On November 9, 1962 plaintiff’s decedent, a laborer employed by John B. Kelly, Ine., was allegedly struck on the head and killed by a falling wooden beam at the construction site of the Decker Apartments in Bala Cynwyd, Pennsylvania. The plaintiff instituted this diversity action against Venite of Philadelphia, Inc. and the Keystone Concrete Company alleging that said death was negligently caused by defendants, their agents, servants or employees while acting within the course and scope of their agency or employment in permitting the beam to fall, in failing to provide safeguards, and in failing to properly instruct their employees.

In their Answer, defendants denied having had any connection whatsoever with the construction in question and therefore denied any liability for the death of plaintiff’s decedent. On April 1, 1964 plaintiff took the deposition of Morris Ockman, president of Venite of Philadelphia, Inc. and secretary-treasurer of Keystone Concrete Company. Mr. Ockman testified that neither defendant had contracted with the owner or builder of the Decker Apartments and that neither corporation performed any work at that construction site during November of 1962. It appears from this deposition that Mr. Ockman is also the secretary-treasurer of another corporation known as the Venite Processed Floor Company. This third company did have a contract with Martin M. Decker, the owner of the apartments in question.

All three companies (Venite of Philadelphia, Inc., -Keystone Concrete Company, and Venite Processed Floor Company) are family corporations with the same family members serving as officers.

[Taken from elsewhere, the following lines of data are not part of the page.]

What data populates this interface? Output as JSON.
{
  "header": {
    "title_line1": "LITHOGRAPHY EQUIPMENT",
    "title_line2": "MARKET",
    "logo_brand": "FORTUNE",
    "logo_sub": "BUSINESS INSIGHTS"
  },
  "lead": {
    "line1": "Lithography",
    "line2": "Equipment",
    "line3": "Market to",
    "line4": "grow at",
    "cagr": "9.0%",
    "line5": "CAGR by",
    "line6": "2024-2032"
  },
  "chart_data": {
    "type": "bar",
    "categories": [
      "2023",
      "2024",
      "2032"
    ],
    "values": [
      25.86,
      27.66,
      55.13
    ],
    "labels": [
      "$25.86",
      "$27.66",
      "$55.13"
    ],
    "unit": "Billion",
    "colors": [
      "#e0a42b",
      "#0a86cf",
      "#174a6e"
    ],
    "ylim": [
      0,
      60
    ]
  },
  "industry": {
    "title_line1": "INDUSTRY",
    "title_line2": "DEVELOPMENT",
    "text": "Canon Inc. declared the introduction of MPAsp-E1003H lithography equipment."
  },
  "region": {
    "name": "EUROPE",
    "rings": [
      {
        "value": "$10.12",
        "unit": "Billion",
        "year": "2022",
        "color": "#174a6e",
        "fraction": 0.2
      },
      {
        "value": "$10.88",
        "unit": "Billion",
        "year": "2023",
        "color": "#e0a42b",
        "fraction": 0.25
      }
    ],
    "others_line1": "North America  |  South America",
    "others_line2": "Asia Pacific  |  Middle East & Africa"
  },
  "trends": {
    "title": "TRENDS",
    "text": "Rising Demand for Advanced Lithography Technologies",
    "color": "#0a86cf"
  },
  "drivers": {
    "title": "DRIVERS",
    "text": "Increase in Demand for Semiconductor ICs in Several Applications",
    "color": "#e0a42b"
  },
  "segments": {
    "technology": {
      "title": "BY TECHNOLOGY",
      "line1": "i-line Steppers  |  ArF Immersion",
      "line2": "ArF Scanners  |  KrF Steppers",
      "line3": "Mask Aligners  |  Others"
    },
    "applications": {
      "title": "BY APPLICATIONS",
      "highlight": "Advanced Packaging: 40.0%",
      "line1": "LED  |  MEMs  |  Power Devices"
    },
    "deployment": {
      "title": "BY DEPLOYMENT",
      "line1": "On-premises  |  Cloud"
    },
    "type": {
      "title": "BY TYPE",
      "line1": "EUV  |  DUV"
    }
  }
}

However, defendants allege that the companies are distinct corporate entities and maintain separate records, books, and payrolls.

In view of the foregoing facts, defendants filed the instant Motion for Summary Judgment pursuant to Rule 56(c) of the Federal Rules of Civil Procedure. Their motion was supported by the affidavit of Morris Ockman which contains the same averments he gave when deposed by plaintiff in April 1964. Plaintiff, Selena Sanders, has filed her opposing *56affidavit which, for the most part, offers reasons why Venite Processed Floor Company was never named as a defendant. Plaintiff’s chief averment is that she believed that Venite of Philadelphia, Inc. and Venite Processed Floor Company were identical companies and that the Keystone Concrete Company was a related company with all companies having common ownership and management. Plaintiff failed to establish any such relationship during its pre-trial discovery. After having deposed Morris Ockman in April 1964, when it was learned that Venite Processed Floor Company alone had contracted with the apartment owner, plaintiff could still have sued this third corporation but did not do so.

From an examination of the pleadings and affidavits and after a consideration of the briefs and oral arguments, I am convinced that plaintiff cannot prove her allegations now or at some future date and will therefore enter summary judgment in favor of both defendants, since no “material issue of fact exists” within the meaning of Rule 56(c).